Alexandre Potoupa - Bien entendu, la révolution orange - de même que la révolution de la rose géorgienne - a grandement inspiré l'opposition biélorusse et inquiété le président. L'Ukraine est un voisin immédiat de la Biélorussie : selon l'expression consacrée, le coup est passé tout près ! D'un autre côté, un élément essentiel a fait beaucoup parler à Minsk : la Russie a complètement échoué dans sa tentative visant à promouvoir la candidature du premier ministre ukrainien sortant, Viktor Ianoukovitch. Aussi paradoxal que cela puisse paraître, cet échec a rasséréné le clan au pouvoir. En effet, les relations entre Loukachenko et le Kremlin ne sont pas au beau fixe : voilà des années que notre président redoute que Moscou essaie de procéder à son remplacement ! Quant à l'opposition, si elle s'est réjouie de voir qu'une mobilisation populaire de grande ampleur pouvait avoir raison d'un régime corrompu, elle a également compris que la Russie ne faisait plus la loi dans la région et que, dans le cas où le " grand frère " se déciderait à soutenir un changement de régime en Biélorussie, il n'était pas du tout certain de réussir...
G. M. - Quel regard l'opposition biélorusse porte-t-elle sur la nouvelle équipe au pouvoir à Kiev ?
A. P. - Un regard assez sceptique. Il est généralement admis que cette révolution était, au fond, une collision entre deux clans industriels et financiers. Il est évident que le clan qui a remporté la victoire va dorénavant procéder à une redistribution des ressources ukrainiennes en faveur de ses soutiens. Mais saura-t-il réellement démocratiser l'Ukraine et l'orienter vers l'Union européenne ? C'est moins sûr. En d'autres termes, notre opposition se montre assez dubitative au sujet des nouvelles autorités ukrainiennes. Il n'en reste pas moins qu'elle a été fascinée par la volonté de la population de renverser l'ancien régime. Et qu'elle rêve d'un scénario analogue... D'ailleurs, elle a déjà trouvé la couleur que portera sa révolution : ce sera la révolution des bleuets ! Mais il faut bien avouer que, jusqu'à présent, c'est bien le seul effet de la révolution orange sur la Biélorussie... Le grand problème, dans notre pays, c'est que nous avons au moins dix candidats potentiels de l'opposition pour l'élection présidentielle de 2006. Réussiront-ils à s'accorder sur un seul candidat ? Il est permis d'en douter. Il faudrait mettre en place un mécanisme qui rassemblerait ce groupe divisé et l'amènerait à soutenir un Iouchtchenko biélorusse...

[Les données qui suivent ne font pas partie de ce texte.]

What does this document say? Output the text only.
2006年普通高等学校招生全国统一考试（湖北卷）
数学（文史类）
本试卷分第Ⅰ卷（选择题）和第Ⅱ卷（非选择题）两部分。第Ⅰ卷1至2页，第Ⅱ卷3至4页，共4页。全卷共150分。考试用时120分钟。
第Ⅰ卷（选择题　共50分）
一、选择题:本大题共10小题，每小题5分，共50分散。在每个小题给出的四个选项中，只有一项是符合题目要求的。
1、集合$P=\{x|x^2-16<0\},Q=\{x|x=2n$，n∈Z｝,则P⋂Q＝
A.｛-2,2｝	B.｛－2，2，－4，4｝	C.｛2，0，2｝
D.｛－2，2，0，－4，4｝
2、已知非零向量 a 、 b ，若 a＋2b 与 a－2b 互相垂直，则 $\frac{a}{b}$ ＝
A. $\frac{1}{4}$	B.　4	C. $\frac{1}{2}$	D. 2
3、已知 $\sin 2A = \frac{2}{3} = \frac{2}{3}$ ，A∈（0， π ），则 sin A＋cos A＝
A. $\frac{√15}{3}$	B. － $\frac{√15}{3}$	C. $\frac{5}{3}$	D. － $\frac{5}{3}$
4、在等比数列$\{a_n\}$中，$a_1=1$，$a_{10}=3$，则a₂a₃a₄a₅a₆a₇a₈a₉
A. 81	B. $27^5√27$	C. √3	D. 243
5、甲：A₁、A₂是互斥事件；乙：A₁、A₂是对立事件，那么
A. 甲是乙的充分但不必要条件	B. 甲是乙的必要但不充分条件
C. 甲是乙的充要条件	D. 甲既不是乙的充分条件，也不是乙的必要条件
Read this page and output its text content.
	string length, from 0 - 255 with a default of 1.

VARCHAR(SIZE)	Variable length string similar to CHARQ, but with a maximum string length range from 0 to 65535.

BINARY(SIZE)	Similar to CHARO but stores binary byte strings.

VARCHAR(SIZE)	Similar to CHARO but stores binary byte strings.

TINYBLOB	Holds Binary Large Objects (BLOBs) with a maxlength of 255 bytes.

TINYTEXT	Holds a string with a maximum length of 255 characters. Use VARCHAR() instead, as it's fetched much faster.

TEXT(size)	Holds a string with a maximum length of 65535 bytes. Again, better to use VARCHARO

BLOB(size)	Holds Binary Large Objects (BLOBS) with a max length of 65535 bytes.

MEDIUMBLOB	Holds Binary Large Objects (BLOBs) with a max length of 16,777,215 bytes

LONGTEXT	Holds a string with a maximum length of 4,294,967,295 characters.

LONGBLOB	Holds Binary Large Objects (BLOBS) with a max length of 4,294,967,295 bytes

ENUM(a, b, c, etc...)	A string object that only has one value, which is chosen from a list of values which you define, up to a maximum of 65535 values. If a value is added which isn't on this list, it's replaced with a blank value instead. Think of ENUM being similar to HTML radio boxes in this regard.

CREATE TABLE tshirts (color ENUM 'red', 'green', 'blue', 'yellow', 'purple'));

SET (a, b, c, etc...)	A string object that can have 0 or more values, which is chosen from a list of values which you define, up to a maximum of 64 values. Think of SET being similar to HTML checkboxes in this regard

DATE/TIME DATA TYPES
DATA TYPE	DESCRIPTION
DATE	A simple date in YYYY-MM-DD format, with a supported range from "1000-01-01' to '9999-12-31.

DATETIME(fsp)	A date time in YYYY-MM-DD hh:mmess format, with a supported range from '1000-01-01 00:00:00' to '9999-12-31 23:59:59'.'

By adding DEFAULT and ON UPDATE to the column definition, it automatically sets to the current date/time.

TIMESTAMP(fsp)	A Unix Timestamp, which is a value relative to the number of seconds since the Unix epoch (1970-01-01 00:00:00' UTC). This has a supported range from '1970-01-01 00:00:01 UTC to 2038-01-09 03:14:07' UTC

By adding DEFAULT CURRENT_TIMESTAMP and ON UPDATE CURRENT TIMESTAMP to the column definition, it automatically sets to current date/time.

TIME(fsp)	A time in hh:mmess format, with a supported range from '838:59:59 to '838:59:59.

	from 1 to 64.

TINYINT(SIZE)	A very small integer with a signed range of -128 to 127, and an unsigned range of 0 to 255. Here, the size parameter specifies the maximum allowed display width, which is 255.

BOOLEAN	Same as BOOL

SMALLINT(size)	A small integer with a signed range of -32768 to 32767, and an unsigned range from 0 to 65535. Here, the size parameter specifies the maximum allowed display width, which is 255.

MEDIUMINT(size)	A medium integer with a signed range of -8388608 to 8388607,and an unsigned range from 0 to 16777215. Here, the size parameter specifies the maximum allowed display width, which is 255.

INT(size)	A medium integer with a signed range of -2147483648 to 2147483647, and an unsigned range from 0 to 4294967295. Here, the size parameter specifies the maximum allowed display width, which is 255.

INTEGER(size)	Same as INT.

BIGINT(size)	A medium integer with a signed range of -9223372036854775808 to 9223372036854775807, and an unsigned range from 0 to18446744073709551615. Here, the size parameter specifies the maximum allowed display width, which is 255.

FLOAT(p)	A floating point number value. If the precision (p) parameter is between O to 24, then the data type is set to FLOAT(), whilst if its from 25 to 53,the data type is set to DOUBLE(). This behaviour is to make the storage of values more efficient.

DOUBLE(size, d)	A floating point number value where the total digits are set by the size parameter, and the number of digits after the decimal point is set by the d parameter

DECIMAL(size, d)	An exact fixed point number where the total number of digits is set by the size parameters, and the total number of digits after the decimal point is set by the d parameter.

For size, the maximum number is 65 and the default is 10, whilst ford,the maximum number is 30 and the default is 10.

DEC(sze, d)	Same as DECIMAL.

G. M. - L'union de l'opposition autour d'un seul personnage suffirait-elle à susciter une évolution à l'ukrainienne ?
A. P. - J'en doute fort. Où trouver l'électorat qui permettrait à l'opposition d'obtenir aux alentours de 50 % des voix ? Et comment mobiliser une foule d'une centaine de milliers de personnes qui viendrait contester la falsification des résultats ? Bref, comment mettre en scène à Minsk la pièce qui a eu un tel succès à Belgrade ou à Kiev ? Tout le problème est là. L'analogie entre la Biélorussie et l'Ukraine ne tient guère. La Biélorussie ne connaît pas de division comparable à la polarisation Est/Ouest (ou plus précisément Nord-Ouest/Sud-Est) qui a complètement scindé l'Ukraine en deux pendant la révolution orange. Il manque également à la Biélorussie des groupes oligarchiques susceptibles de s'opposer réellement aux immenses moyens dont dispose le clan au pouvoir. Les leaders de notre opposition devraient cesser de singer ceux des autres pays et comprendre que la situation, chez nous, est différente de celles de Prague en 1989, de Belgrade en 2000, de Tbilissi en 2003 ou encore de Kiev en 2004. Il est temps qu'ils étudient sérieusement le modèle politique qui est le nôtre. C'est à partir de cette analyse qu'ils devront élaborer une stratégie concrète permettant de transformer le pays. En attendant, c'est bel et bien le président et son entourage qui ont tiré le plus d'enseignements des " événements orange ". Ils ont déjà pris des mesures supplémentaires destinées à bloquer encore davantage les activités de l'opposition. La pression qu'ils exercent sur les partis, sur les organisations de la société civile, sur les instituts indépendants d'analyse des médias, ainsi que sur le secteur privé et toutes les formes de l'aide internationale a encore augmenté depuis la révolution de Kiev.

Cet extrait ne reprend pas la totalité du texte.